Pulitzer Prize-winning Indian Reuters photographer Danish Siddiqui murdered in Afghanistan

A Pulitzer Prize-winning photographer at the Reuters news agency was killed Friday as he covered fighting between Afghan security forces and the Taliban at a border crossing with Pakistan, the media reported, citing an army commander.

Afghan forces were fighting to retake Spin Boldak when Danish Siddiqui and a senior officer were killed in Taliban crossfire, the commander told Reuters.

The agency reported that Siddiqui, an Indian national, had been embedded with Afghan special forces at the former Taliban bastion of Kandahar as of this week.

“We are urgently seeking more information, in conjunction with authorities in the region,” Reuters president Michael Friedenberg and editor-in-chief Alessandra Galloni said in a statement.

“Danish was an outstanding journalist, a devoted husband and father and a much-loved colleague.

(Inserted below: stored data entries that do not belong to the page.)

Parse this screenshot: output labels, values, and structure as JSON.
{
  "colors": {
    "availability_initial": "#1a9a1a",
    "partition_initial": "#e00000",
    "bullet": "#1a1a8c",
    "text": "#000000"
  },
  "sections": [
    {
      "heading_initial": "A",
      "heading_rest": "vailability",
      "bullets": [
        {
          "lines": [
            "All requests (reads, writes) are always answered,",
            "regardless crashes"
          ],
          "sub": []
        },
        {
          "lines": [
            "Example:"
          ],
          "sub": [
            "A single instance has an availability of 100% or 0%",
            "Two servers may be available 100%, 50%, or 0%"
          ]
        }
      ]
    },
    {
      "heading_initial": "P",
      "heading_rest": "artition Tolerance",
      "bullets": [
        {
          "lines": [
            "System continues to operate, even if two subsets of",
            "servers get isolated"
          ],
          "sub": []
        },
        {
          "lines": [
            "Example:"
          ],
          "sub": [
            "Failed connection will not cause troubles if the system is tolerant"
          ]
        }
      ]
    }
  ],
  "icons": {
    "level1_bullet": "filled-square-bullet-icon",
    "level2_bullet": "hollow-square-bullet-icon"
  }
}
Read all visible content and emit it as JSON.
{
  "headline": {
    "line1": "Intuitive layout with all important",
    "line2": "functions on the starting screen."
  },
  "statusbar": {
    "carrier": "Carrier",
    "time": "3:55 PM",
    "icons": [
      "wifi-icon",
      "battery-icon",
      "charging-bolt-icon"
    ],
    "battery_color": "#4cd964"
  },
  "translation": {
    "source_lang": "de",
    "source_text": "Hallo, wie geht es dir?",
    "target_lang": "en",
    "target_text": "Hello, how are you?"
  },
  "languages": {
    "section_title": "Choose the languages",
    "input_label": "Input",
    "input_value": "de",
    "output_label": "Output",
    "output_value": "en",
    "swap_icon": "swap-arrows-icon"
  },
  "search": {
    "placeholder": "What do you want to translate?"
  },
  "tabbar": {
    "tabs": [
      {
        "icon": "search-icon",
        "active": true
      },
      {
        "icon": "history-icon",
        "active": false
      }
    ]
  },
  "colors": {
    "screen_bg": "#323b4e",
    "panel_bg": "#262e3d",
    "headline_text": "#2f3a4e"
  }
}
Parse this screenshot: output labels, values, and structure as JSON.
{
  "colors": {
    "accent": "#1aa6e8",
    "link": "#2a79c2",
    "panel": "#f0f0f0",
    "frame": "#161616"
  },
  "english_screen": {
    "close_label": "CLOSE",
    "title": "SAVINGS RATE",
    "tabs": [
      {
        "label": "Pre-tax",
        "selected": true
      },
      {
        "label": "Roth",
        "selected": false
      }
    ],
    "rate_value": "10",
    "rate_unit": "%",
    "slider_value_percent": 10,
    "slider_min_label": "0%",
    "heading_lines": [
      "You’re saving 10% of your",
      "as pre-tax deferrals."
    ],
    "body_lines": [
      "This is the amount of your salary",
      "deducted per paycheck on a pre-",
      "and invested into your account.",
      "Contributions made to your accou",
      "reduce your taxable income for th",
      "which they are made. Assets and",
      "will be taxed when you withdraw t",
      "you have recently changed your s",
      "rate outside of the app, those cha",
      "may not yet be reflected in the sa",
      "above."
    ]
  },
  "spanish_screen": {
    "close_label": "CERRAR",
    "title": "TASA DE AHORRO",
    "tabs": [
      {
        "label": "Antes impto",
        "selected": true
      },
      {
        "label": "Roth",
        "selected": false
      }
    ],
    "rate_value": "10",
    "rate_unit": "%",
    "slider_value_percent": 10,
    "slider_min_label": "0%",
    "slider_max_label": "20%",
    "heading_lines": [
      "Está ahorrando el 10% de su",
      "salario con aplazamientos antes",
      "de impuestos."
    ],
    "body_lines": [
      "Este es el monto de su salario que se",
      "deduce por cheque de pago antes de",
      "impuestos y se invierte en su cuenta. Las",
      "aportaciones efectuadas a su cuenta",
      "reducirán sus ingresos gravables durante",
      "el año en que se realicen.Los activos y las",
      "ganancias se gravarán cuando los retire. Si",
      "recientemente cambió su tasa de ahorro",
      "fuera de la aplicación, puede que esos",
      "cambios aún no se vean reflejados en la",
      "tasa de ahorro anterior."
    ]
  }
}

Our thoughts are with his family at this terrible time.”

We are deeply saddened by the news of the tragic death of award-winning photojournalist employed Danish Siddiqui. The bravest journalist, Deen, leaves behind an extraordinary body of work. Prayers and fond memories are what we should remember of our dear departed. pic.twitter.com/slu5k6whqS

— Mumbai Press Club (@mumbaipressclub) July 16, 2021

Reuters said Siddiqui, 38, had previously reported being wounded in the arm by shrapnel while covering the fighting.

He was being treated and was recovering when Taliban fighters withdrew from the fighting in Spin Boldak.

The agency reported that an unnamed Afghan commander told them Siddiqui had been talking to shopkeepers when the Taliban attacked again.

It said it could not independently verify the details.

Siddiqui was part of a team to share the 2018 Pulitzer Prize for Feature Photography for documenting the Rohingya refugee crisis.

The scorching images of the Danish Siddiqui of the Rohingya refugees, the pogrom in Delhi and the Covid crisis in India will be etched in our memories forever. pic.twitter.com/SMwgmiLNTG

— Shalini (@ShaliniNair13) July 16, 2021

The agency said he had worked for them since 2010, including on the wars in Afghanistan and Iraq, the Rohingya refugee crisis, the protests in Hong Kong and the earthquakes in Nepal.

Afghanistan has long been one of the most dangerous countries in the world for journalists.

In May, media watchdog Reporters Without Borders (RSF) placed it 122nd out of 180 countries on the latest World Press Freedom Index.

Several journalists, including women, have been killed in targeted attacks since the Taliban and Washington signed an agreement in February 2020 that paved the way for the withdrawal of foreign troops.

He told stories through his photos. He fought for the oppressed with his lens. We have lost a brilliant and intrepid photojournalist today. Rest in peace, #DanishSiddiqui. This is a great loss to humanity. pic.twitter.com/ZBbhSOHBDD

— Hasiba | حسيبة 🌈 (@HasibaAmin) Jul 16, 2021

Prominent television hosts, reporters and freelancers have been shot dead during rush hour in Kabul and other cities, while dozens of people have been threatened.

Officials blame the killings on the Taliban, although some have been claimed by the jihadist Islamic State.

About 1,000 Afghan media workers have quit their jobs, a security committee of Afghan journalists said in May.

“The threats and violence against journalists have a direct impact on the media and make their work extremely difficult,” RSF said.